Elder Gilbert grew up as a big Cougars fan. He is a BYU graduate who became a Harvard business professor.
“I love BYU basketball,” he said. “I love our sports teams and what they stand for.”
It’s what BYU sports stands for that makes all the difference, Elder Gilbert explained. He offered Haws, the Cougars’ all-time leading scorer, as an example.
“You look at Tyler. Yes, he had the best mid-range jump shot in BYU history. But he’s a returned missionary. He’s a great guy, a great husband. You look at these teams and we love sports inside the Church Educational System,” Elder Gilbert said. “But there are at least two things that are unique about why we’re invested in them and why we cheer for them so hard. One of them is, cheering for BYU connects you to a community of faith in almost no other way.
“Our values, our church and our people, we can go anywhere and compete at the highest level and not have to compromise who we are. The other part of it is, it’s the values we reflect as a program.

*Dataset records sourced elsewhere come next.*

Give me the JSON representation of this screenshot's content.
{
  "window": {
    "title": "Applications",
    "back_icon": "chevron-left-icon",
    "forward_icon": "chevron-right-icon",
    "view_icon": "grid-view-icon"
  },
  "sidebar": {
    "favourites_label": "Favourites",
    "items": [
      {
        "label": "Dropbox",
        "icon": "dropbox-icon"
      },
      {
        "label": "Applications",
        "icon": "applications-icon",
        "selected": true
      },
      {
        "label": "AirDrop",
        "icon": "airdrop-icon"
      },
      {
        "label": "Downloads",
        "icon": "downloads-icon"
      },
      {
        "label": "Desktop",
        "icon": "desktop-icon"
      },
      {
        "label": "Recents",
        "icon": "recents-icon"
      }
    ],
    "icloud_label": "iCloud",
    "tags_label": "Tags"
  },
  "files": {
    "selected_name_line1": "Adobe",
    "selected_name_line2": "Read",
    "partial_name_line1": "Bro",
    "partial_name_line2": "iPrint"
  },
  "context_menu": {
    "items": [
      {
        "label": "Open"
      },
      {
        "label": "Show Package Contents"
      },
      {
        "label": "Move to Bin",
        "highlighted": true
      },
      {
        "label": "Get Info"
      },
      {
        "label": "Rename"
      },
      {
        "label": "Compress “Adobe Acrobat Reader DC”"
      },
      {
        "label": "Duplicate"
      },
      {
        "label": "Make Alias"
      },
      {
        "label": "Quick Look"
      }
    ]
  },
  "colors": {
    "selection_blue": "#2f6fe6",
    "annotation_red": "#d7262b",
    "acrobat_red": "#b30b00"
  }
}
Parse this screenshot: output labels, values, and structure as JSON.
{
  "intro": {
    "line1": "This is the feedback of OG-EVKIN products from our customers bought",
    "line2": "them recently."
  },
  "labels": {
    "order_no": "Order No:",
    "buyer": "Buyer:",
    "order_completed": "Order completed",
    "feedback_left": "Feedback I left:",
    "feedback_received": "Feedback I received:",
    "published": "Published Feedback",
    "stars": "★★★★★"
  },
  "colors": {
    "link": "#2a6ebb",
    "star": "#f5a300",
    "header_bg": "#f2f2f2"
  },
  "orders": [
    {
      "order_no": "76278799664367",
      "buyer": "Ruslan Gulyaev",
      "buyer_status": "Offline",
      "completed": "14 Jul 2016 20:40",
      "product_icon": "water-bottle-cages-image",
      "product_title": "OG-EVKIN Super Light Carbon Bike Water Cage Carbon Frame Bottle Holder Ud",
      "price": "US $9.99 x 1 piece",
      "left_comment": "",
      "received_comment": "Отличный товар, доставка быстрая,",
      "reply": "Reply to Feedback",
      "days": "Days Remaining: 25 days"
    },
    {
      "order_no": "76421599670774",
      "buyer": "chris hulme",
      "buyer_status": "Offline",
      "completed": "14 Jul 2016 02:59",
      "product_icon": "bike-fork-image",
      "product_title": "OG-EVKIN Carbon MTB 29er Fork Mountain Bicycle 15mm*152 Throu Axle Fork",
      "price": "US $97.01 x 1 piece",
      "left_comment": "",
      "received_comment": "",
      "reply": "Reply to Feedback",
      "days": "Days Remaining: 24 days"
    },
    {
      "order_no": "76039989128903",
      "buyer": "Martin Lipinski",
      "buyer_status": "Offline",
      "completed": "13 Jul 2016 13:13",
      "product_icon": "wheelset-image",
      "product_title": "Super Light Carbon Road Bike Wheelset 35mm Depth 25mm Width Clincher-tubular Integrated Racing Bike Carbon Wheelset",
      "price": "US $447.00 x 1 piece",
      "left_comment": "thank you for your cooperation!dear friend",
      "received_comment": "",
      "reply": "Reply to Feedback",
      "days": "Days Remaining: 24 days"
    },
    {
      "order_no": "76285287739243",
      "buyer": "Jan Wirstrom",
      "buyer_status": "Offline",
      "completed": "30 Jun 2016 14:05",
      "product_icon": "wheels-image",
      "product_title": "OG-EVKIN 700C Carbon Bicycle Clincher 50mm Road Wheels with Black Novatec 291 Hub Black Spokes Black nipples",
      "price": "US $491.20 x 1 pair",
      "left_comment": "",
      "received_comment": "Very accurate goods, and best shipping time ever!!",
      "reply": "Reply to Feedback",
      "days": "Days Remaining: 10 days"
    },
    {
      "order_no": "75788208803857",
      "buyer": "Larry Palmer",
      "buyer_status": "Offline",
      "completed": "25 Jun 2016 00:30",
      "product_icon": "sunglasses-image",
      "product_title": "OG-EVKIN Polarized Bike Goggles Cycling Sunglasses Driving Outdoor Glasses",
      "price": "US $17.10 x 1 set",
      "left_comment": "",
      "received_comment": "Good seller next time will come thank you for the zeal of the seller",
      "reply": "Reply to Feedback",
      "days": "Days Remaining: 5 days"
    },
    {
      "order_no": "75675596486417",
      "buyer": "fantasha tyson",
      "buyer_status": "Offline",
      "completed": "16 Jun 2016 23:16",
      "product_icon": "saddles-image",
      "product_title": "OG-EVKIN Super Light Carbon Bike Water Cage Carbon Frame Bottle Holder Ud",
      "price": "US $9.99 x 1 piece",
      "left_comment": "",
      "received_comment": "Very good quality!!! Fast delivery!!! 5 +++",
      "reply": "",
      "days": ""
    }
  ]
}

Some of that is tied to the honor code, the religious principles of the university — we don’t play on Sunday, we expect our athletes to follow the dress and grooming standards — but some of that is the values that grow out of our faith that show up in sport.”

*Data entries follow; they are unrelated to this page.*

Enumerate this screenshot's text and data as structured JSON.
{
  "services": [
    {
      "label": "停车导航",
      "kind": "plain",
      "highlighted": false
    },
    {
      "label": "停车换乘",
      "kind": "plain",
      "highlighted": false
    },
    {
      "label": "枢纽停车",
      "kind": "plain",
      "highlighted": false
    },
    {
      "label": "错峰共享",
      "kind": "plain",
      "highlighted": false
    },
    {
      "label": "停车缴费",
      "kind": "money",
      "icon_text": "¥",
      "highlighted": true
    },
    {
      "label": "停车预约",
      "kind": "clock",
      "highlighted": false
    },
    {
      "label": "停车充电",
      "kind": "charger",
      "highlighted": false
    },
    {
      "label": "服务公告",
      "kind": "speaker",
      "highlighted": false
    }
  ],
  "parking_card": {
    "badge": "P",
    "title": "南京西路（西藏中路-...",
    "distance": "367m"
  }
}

Attributes represented in athletics at BYU, Elder Gilbert said, include “hard work, discipline, grit, a determination to learn and become better.”

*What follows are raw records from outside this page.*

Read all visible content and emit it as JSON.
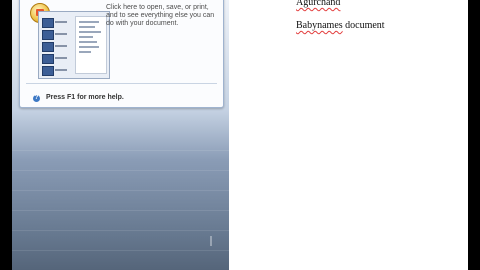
{
  "callout": {
    "description": "Click here to open, save, or print, and to see everything else you can do with your document.",
    "help_text": "Press F1 for more help."
  },
  "document": {
    "lines": [
      {
        "misspelled": "Agurchand",
        "rest": ""
      },
      {
        "misspelled": "Babynames",
        "rest": " document"
      }
    ]
  },
  "colors": {
    "background": "#000000",
    "page": "#ffffff",
    "spellcheck": "#e23b3b"
  },
  "icons": {
    "office_button": "office-button-icon",
    "help": "help-icon"
  }
}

Added Elder Gilbert: “Anytime we cheer for BYU, we want them to do well but we want them to reflect those values.”
Elder Gilbert is the former president and CEO of the Deseret News, and former president of BYU-Idaho. He was the first president of BYU-Pathway Worldwide. He became a General Authority in April and church commissioner a couple of months ago. The Church Educational System serves 1.2 million students across the church-sponsored universities, BYU-PW and the seminary and institute programs.
The current Cougars basketball team features three players from Africa — Gideon George (Nigeria), Fousseyni Traore (Mali) and Atiki Ally Atiki (Tanzania) — on the roster.
Elder Gilbert said he talked to the African players last week and pointed out the global reach of both BYU and the church.
“It’s not ‘Cougar Nation,’ it’s ‘Cougar World.’ We have BYU Pathway all over Africa, almost 10,000 students in Africa. None of (the players from Africa) knew that,” he said. “Everywhere you go in the world, people love BYU. But it’s not like they just picked a random team. They love how it connects us to a community of faith and they love how it represents our values.”
In 2023, BYU athletics will be joining the Big 12 Conference. That jump to a Power Five league, announced last month, will have crucial ramifications.
“It’s huge,” Elder Gilbert said. “It’s the best basketball conference in the world — and we’re in it.”
Coach Mark Pope, who’s entering his third season at the helm of Cougars basketball, is doing a remarkable job, Elder Gilbert said.
“He’s committed to excellence. He wants this team to perform at the highest level but they do it in the right way. At BYU, you have to do both.”
Elder Gilbert invoked the words of former church president Spencer W. Kimball, who shared a message in 1975 titled “The Second Century of Brigham Young University.”
President Kimball taught the importance of being “bilingual” in both a spiritual and secular sense — speaking the language of the world and the language of the gospel.
“To me, in athletics, the language of the world is, we compete at a high level. We’re committed to excellence,” Elder Gilbert said. “We’re always getting better … But we also speak the language of the gospel — that’s our values, and the principles of the university in everything we do.”